Once all eight stories and all four sides of the exterior were cleaned between 2018 and 2019, the next step was envelope stabilization – another unique restoration challenge for WJE.
“The building had been vacant for over 15 years, but even prior to that, there had been quite a bit of deferred maintenance,” Will said. “A lot of temporary stabilization measures had been put in place just to keep pieces from falling.”
Some of those measures were taken down and rebuilt, including the third-floor gutter and significant strapping that had been installed around corners, balconies and projected areas. Then, they installed anchoring for further stabilization via PROSOCO’s helical Stitch-Ties and Masonry Veneer-Ties to pin the terra cotta and some of the brick, Will added.
Unveiling a new legacy
After three years of renovations, the hospital reopened in 2020 as the Hyatt Place and its extended-stay neighbor, the Hyatt House – together forming the centerpiece of a much larger complex expected to revitalize an entire district.

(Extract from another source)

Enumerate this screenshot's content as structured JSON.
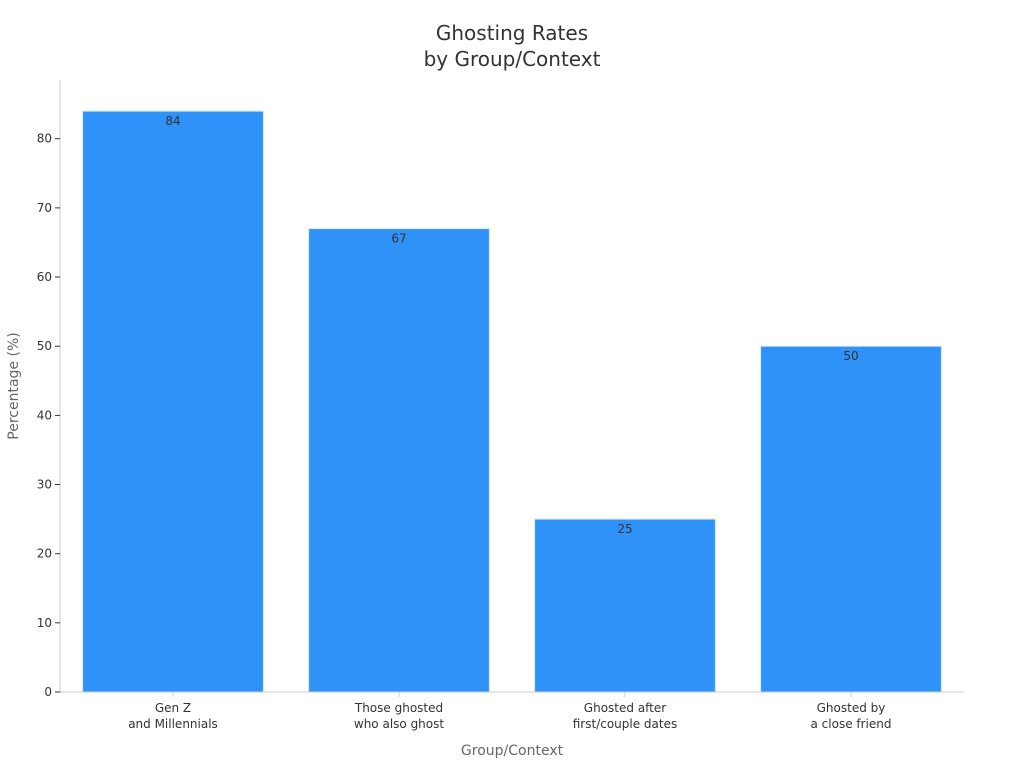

The spectacle of a local historic landmark being salvaged and retrofitted for a new life undoubtedly held great significance for a public that had been watching this beautiful structure waste away for years, and for Will, that meaning was felt more acutely. A resident of Chicago since 2005 when she started attending the Art Institute of Chicago for a Master of Science in Historic Preservation, Will has watched this structure transform gradually from her train on the blue line into the city each day.
“It’s been vacant the entire time I’ve lived here,” she said. “It’s been this albatross of a building. Having the opportunity to be involved with it and seeing it get a new life is just amazing. Truly from the standpoint of adaptive reuse and façade projects, it’s such a transformation. This building was near death in a lot of ways, and now, it’s not just a hotel, but office workers go to the building every day. Many people can experience this building.”

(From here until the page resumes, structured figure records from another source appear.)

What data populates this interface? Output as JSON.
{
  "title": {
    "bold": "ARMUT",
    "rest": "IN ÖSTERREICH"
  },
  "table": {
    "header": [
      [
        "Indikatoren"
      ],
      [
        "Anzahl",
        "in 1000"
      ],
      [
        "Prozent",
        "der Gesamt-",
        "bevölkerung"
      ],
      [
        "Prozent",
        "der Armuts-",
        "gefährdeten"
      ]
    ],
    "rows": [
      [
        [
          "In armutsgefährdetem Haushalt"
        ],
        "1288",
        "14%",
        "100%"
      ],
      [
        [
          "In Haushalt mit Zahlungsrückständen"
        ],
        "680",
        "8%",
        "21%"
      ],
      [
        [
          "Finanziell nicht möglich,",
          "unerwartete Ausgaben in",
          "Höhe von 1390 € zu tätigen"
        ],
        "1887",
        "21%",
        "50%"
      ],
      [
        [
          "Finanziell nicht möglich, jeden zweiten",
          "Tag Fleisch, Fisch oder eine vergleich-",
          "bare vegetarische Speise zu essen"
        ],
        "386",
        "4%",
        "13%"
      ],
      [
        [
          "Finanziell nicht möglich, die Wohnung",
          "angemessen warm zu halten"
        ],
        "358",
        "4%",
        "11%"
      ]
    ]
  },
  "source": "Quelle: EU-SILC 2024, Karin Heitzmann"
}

“I actually live in Oak Park and I take the blue line in, so it was fun to watch the transition from the train, and see that ‘Oh, they’re doing this today.’ They had scaffolding up that was covering most of the façade and it was sort of an unveiling. Everyone had seen it really neglected and in rough shape, and then the layers pulled back as the scaffolding came down. You see one section of the building be cleaned and finished and it felt like it was put together. I’m sure it’ll be a project of a lifetime for me. It’s an honor to know that it will hopefully remain part of Chicago’s history for a very long time.”
Will said it’s been a dream to work on a building that she studied back in grad school.
The building is “one of those you learn about in class, and then to get the opportunity to work on it, it’s more personal,” Will said. “Then you’re part of the story. This was the next chapter in this building’s life, and we’re not going to be the first or last to touch it. Let’s just be part of it.”